In practice, however, it seems like typescript implementation takes a lazier approach when deciding whether types are identical. I should note, that this is a bit of speculation, I never contributed to typescript and don't know its source code, but here is what I found during the last 10 minutes, I could totally miss some details, but the idea should be correct.
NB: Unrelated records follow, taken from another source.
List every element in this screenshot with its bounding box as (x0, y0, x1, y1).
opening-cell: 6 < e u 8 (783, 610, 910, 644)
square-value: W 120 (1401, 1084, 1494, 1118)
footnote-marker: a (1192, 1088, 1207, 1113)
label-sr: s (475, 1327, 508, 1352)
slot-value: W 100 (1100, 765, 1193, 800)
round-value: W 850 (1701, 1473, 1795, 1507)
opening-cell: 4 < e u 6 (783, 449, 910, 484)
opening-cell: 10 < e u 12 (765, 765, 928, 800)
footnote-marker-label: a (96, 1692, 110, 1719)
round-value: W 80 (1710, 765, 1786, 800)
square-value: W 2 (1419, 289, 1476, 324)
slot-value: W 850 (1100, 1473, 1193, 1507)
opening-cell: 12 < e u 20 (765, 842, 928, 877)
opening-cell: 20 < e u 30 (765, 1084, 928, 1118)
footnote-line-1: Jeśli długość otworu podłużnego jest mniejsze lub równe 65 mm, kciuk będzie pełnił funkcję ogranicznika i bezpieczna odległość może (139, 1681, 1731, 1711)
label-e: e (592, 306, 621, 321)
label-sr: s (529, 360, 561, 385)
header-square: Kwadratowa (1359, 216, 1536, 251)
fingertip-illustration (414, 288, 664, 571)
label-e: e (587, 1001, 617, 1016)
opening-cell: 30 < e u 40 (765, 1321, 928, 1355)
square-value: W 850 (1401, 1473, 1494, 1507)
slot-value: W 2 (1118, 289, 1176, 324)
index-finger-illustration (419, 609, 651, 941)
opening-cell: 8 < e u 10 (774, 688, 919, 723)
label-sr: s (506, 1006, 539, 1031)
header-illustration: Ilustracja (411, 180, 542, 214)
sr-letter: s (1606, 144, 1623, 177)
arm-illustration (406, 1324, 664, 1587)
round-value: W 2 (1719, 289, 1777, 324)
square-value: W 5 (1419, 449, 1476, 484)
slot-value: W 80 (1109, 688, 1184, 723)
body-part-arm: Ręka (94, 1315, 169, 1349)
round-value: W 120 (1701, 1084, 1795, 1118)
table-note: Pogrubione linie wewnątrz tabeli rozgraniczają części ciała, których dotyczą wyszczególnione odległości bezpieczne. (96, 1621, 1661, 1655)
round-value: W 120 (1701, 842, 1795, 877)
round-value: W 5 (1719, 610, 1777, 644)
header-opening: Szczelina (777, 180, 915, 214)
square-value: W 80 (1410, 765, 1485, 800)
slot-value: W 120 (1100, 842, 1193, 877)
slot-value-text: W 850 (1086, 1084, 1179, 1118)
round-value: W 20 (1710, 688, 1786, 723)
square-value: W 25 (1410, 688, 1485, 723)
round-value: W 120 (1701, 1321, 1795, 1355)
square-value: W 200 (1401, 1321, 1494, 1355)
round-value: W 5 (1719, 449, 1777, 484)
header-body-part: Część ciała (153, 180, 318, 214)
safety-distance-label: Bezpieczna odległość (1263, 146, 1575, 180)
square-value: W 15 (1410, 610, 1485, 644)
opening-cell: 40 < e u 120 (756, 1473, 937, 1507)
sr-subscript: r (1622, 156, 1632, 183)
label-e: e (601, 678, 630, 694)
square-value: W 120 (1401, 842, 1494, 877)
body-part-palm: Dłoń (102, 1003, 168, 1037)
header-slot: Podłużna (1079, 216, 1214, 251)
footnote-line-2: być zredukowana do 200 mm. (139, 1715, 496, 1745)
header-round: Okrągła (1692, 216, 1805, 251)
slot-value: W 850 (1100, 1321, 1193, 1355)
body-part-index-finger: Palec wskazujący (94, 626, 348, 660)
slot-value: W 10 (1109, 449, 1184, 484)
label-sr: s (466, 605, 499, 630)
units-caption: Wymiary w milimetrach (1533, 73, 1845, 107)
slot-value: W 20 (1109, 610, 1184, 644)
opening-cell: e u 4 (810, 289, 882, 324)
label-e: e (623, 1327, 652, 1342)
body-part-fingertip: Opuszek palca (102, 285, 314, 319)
The file that does the type checking in ts repository is checker.ts (the link leads to the version of the file between ts 4.4 and 4.5, in future this can change). Here line 19130 seems like the place where the T extends X ? 1 : 2 and T extends Y ? 1 : 2 parts are compared. Here are the relevant parts:
// Line 19130
// Two conditional types 'T1 extends U1 ? X1 : Y1' and 'T2 extends U2 ? X2 : Y2' are related if
// one of T1 and T2 is related to the other, U1 and U2 are identical types, X1 is related to X2,
// and Y1 is related to Y2.
// ...
let sourceExtends = (source as ConditionalType).extendsType;
// ...
// Line 19143
if (isTypeIdenticalTo(sourceExtends, (target as ConditionalType).extendsType) && /* ... */) {
// ...
}
The comment says that these types are related, if, among other conditions, U1 and U2, in our case X and Y, are identical, this is exactly what we are trying to check. On line 19143 you can see the types after extends are being compared, which leads to isTypeIdenticalTo function, which in turn calls isTypeRelatedTo(source, target, identityRelation):
function isTypeRelatedTo(source: Type, target: Type, relation: /* ... */) {
// ...
if (source === target) {
return true;
}
if (relation !== identityRelation) {
// ...
}
else {
if (source.flags !== target.flags) return false;
if (source.flags & TypeFlags.Singleton) return true;
}
// ...
}
You can see that first it checks if they are exactly the same type (which {x: 1} & {y: 2} and {x: 1, y: 2} are not as far as ts implementation is concerned), then it compares their flags. If you look at the definition of the Type type here you will find that flags is of type TypeFlags which is defined here and would you look at that: intersection has it own flag. So {x: 1} & {y: 2} has a flag Intersection, {x: 1, y: 2} does not, therefore they are not related, therefore Equals returns false although in theory it should not.